La respuesta corta es que una descompresión es una emergencia seria que requiere acción inmediata, pero que los procedimientos establecidos la convierten en una situación manejable en la gran mayoría de los casos. Entenderla es, como siempre, la mejor forma de perderle el miedo.
¿Qué es la presurización y por qué es necesaria?
A 10.000 metros de altitud, la presión atmosférica es aproximadamente un cuarto de la que hay a nivel del mar. A esa presión, el aire contiene tan poco oxígeno que una persona perdería el conocimiento en cuestión de minutos.
Para que los pasajeros puedan respirar con normalidad, los aviones comerciales presuprizan la cabina: un sistema de aire acondicionado bombea aire a presión al interior del avión y lo mantiene a una presión equivalente a la de una altitud de entre 1.800 y 2.400 metros. Es por eso que en vuelos largos se puede sentir una leve sensación de cansancio o los oídos taponados — no estás exactamente a nivel del mar, aunque el avión vuele a 12.000 metros.
El fuselaje del avión actúa como un recipiente a presión. La diferencia entre la presión interior y la exterior genera una tensión constante sobre la estructura, que está diseñada para soportarla durante toda la vida útil de la aeronave.
¿Qué es una descompresión?
Una descompresión se produce cuando la presión dentro de la cabina cae de forma no controlada.
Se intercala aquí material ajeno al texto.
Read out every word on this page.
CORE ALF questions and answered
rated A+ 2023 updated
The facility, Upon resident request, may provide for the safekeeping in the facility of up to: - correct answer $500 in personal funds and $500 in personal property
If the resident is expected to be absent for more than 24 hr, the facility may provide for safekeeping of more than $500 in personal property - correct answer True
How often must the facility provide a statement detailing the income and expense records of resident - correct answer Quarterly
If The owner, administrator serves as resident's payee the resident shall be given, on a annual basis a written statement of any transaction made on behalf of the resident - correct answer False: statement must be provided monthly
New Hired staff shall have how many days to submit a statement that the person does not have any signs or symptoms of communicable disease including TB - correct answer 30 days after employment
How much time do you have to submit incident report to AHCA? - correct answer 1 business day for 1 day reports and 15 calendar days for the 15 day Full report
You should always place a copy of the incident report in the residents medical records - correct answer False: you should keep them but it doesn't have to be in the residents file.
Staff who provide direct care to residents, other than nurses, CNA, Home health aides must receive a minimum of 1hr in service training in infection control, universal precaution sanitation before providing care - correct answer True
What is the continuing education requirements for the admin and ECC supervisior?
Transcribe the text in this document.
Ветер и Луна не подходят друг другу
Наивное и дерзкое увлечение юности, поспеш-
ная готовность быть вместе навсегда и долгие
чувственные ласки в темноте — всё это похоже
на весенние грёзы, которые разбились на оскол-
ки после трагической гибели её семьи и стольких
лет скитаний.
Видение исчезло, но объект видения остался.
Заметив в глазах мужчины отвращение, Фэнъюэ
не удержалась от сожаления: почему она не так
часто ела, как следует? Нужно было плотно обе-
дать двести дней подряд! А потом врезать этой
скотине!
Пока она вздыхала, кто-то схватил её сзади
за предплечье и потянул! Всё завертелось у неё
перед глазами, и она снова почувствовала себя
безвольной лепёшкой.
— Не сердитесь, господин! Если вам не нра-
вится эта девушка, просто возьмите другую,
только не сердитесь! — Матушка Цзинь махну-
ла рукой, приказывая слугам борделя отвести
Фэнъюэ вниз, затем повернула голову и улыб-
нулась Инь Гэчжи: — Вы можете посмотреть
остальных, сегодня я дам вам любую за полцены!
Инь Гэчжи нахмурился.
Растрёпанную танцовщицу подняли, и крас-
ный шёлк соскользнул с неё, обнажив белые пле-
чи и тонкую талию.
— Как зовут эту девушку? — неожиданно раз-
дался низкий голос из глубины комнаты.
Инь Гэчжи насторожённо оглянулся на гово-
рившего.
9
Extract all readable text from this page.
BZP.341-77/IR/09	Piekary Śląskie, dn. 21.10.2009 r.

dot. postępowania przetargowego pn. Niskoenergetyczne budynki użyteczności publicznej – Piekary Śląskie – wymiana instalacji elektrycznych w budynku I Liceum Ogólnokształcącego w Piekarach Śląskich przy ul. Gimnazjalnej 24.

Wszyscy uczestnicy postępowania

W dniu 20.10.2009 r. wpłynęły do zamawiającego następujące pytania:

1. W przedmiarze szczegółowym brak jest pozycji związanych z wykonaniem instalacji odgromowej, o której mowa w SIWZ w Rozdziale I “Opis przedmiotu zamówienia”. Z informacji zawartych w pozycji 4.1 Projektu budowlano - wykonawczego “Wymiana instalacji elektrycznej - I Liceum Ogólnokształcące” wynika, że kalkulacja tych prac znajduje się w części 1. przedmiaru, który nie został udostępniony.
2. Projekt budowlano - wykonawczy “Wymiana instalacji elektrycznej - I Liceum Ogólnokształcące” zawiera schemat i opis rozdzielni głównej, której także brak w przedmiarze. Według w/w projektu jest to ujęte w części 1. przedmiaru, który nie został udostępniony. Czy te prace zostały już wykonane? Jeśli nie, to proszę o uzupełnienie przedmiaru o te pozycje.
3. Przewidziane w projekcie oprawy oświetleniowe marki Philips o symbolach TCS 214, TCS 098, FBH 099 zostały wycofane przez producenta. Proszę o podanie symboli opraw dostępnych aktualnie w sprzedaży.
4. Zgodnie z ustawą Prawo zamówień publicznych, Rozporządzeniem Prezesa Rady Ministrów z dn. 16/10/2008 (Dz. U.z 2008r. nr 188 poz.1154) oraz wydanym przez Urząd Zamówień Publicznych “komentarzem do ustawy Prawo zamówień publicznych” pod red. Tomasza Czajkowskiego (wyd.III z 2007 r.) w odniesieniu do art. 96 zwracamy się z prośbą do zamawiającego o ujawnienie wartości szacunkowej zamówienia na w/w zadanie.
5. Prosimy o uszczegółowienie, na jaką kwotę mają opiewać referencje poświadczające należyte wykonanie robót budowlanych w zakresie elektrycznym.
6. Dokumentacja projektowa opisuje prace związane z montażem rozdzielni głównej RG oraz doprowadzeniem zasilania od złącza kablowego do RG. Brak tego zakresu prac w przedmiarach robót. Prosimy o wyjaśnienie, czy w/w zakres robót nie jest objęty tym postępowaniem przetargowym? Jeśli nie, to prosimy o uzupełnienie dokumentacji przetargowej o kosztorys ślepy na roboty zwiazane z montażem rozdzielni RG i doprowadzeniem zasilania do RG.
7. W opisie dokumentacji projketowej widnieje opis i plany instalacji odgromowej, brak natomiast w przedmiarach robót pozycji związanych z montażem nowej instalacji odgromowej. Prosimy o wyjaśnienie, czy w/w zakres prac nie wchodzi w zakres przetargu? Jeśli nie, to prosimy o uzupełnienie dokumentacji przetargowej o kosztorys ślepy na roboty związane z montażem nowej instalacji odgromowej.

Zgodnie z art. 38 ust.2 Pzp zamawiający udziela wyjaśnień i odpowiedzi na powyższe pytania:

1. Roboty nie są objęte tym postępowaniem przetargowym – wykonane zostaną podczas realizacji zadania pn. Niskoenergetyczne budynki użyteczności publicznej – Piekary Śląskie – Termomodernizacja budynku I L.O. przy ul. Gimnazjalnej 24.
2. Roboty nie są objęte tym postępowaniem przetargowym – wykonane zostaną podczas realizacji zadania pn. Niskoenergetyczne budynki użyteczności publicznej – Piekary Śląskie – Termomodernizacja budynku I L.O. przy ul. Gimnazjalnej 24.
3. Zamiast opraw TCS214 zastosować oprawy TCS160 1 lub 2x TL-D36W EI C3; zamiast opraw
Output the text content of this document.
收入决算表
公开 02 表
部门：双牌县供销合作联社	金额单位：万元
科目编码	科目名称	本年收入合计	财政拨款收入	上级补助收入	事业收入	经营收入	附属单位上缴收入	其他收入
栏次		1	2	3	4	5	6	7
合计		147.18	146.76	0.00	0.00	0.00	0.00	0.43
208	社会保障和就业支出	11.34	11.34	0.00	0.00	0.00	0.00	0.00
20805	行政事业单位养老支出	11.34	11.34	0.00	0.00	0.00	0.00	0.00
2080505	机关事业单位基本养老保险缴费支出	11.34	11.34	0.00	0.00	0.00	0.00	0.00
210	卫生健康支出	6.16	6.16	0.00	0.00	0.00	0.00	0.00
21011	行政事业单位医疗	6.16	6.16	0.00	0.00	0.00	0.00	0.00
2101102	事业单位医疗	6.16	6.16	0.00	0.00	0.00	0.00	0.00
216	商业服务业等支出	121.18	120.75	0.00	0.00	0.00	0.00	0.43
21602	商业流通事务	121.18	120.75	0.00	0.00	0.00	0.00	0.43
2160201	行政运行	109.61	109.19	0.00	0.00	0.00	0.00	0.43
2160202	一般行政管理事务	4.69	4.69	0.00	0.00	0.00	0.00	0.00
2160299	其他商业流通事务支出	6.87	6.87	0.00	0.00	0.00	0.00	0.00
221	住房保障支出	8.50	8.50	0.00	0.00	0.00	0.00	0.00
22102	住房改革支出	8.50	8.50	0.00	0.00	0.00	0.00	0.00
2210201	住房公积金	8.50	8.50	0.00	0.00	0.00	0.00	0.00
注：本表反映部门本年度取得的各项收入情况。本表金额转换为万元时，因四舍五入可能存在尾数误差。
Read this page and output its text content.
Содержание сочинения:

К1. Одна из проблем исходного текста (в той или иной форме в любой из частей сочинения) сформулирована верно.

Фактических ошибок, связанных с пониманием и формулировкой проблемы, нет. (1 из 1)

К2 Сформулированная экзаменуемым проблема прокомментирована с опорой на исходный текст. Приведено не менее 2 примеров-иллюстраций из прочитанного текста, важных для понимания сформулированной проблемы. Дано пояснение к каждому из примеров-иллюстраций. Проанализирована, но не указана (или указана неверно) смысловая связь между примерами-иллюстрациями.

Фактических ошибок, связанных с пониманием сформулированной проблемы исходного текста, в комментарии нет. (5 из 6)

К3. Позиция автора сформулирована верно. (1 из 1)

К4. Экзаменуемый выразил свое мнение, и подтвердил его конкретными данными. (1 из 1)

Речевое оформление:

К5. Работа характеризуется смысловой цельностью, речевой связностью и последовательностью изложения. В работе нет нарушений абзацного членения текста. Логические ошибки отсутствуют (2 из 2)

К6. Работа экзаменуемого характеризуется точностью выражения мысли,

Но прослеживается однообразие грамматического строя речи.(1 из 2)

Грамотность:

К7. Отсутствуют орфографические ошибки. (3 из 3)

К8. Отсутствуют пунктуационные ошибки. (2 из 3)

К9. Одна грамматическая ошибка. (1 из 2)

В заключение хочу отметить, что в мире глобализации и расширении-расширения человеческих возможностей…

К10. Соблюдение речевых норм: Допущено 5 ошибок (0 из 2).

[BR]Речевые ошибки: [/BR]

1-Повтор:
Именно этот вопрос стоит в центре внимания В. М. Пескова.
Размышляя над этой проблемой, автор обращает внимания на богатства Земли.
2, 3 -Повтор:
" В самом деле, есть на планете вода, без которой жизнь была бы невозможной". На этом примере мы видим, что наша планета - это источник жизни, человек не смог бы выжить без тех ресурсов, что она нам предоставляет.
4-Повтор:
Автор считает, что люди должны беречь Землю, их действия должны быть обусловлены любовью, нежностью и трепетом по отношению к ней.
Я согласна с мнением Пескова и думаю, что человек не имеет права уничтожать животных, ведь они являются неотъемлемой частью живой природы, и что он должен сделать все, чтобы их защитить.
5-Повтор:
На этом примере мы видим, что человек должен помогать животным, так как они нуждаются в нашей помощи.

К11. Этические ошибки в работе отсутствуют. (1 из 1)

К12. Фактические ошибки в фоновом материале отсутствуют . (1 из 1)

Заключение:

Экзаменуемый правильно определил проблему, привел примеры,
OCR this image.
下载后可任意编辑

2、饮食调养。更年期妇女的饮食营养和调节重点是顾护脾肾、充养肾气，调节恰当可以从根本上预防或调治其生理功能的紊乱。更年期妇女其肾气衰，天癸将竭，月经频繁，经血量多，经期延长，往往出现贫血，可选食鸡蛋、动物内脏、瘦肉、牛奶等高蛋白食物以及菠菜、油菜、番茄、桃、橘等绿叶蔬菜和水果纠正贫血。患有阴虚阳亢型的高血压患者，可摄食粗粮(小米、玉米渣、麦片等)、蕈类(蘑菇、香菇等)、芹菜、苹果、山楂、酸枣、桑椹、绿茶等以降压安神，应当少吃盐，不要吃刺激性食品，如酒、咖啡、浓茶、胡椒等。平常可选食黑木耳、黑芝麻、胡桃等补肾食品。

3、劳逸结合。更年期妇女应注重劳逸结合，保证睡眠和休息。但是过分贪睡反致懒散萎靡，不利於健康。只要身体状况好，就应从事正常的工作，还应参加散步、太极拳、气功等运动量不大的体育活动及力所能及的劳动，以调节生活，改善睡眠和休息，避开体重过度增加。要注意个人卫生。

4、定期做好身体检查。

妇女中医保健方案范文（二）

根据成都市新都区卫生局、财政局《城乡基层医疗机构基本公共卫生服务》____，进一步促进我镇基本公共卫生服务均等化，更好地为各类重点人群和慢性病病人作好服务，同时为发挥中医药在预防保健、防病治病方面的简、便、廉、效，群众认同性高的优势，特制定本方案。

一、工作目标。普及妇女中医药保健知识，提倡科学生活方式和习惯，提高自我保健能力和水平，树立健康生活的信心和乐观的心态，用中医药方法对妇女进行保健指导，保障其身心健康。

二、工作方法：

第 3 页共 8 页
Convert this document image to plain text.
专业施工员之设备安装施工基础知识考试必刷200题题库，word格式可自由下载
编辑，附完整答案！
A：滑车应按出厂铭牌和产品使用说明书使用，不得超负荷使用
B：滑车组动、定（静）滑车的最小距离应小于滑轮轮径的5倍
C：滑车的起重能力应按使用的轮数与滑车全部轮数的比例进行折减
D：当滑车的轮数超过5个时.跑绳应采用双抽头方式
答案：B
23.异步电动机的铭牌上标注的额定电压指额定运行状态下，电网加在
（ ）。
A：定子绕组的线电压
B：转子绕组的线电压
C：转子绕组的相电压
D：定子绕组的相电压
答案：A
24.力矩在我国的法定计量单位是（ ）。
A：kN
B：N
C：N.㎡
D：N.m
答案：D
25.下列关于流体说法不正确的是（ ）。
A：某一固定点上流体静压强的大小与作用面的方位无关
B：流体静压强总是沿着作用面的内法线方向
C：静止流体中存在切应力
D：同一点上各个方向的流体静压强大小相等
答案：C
Hay tres tipos principales según su velocidad:
Descompresión explosiva La pérdida de presión es instantánea — en menos de un segundo. Ocurre cuando hay una rotura súbita y grande en el fuselaje: una ventana que cede, una puerta que falla estructuralmente o un impacto que perfora el fuselaje. Es el tipo más dramático y el que genera las imágenes más espectaculares, pero también el menos frecuente.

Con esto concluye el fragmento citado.